PCSK9 Variants, Low-Density Lipoprotein Cholesterol, and Neurocognitive Impairment: Reasons for Geographic and Racial Differences in Stroke Study (REGARDS)
Despite concerns about adverse neurocognitive events raised by prior trials, pharmacological PCSK9 (proprotein convertase subtilisin/kexin type-9) inhibition was not associated with neurocognitive effects in a recent phase 3 randomized trial. PCSK9 loss-of-function (LOF) variants that result in lifelong exposure to lower levels of low-density lipoprotein cholesterol can provide information on the potential long-term effects of lower low-density lipoprotein cholesterol on neurocognitive impairment and decline.Methods:
We investigated the association between PCSK9 LOF variants and neurocognitive impairment and decline among black REGARDS study (Reasons for Geographic and Racial Differences in Stroke) participants with (n=241) and without (n=10 454) C697X or Y142X LOF variants. Neurocognitive tests included the Consortium to Establish a Registry for Alzheimer’s Disease (CERAD) battery (Word List Learning, World List Delayed Recall, Semantic Animal Fluency) and Six-Item Screener (SIS) assessments, administered longitudinally during follow-up. Neurocognitive impairment was defined as a score ≥1.5 SD below age, sex, and education-based stratum-specific means on 2 or 3 CERAD assessments or, separately, a score <5 on any SIS assessment at baseline or during follow-up. Neurocognitive decline was assessed using standardized continuous scores on individual neurocognitive tests.Results:
The mean sample age was 64 years (SD, 9), 62% were women, and the prevalence of neurocognitive impairment at any assessment was 6.3% by CERAD and 15.4% by SIS definitions. Adjusted odds ratios for neurocognitive impairment for participants with versus without PCSK9 LOF variants were 1.11 (95% confidence interval [CI], 0.58–2.13) using the CERAD battery and 0.89 (95% CI, 0.61–1.30) using the SIS assessment. Standardized average differences in individual neurocognitive assessment scores over the 5.6-year (range, 0.1–9.1) study period ranged between 0.07 (95% CI, −0.06 to 0.20) and −0.07 (95% CI, −0.18 to 0.05) among participants with versus without PCSK9 LOF variants. Patterns of neurocognitive decline were similar between participants with and without PCSK9 LOF variants (all P>0.10).
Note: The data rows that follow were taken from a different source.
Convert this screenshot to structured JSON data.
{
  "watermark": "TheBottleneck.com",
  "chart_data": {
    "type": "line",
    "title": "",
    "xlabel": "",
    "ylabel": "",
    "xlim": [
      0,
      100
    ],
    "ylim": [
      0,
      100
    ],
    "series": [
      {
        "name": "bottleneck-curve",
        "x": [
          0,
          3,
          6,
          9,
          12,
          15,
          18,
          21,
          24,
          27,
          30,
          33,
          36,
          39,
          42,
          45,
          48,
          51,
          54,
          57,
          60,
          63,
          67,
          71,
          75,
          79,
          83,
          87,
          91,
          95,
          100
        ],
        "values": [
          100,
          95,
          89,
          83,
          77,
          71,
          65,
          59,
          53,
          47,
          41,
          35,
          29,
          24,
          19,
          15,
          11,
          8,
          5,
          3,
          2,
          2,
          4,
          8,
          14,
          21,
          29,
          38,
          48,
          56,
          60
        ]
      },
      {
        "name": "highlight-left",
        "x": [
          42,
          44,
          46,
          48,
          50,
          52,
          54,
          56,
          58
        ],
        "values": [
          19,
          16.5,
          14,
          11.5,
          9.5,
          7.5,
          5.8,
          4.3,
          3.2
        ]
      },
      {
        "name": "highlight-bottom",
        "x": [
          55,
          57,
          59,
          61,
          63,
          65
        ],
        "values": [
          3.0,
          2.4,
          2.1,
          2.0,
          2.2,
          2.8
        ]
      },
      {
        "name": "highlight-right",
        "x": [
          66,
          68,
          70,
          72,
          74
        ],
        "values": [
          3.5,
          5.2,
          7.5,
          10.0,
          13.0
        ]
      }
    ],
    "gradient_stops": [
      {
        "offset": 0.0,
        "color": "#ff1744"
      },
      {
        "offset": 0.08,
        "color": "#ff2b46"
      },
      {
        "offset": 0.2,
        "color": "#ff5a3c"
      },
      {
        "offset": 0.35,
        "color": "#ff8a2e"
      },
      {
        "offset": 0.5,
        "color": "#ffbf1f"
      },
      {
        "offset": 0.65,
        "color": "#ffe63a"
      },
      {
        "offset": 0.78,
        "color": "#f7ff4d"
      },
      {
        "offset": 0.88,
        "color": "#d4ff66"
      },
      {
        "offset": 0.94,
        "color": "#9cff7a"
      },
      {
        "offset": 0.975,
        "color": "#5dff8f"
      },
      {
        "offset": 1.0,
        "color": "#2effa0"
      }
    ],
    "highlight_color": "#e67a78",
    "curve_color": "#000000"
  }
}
Odds ratios for neurocognitive impairment per 20 mg/dL low-density lipoprotein cholesterol decrements were 1.02 (95% CI, 0.96–1.08) and 0.99 (95% CI, 0.95–1.02) for the CERAD and SIS definitions of impairment, respectively.Conclusions:
These results suggest that lifelong exposure to low PCSK9 levels and cumulative exposure to lower levels of low-density lipoprotein cholesterol are not associated with neurocognitive effects in blacks.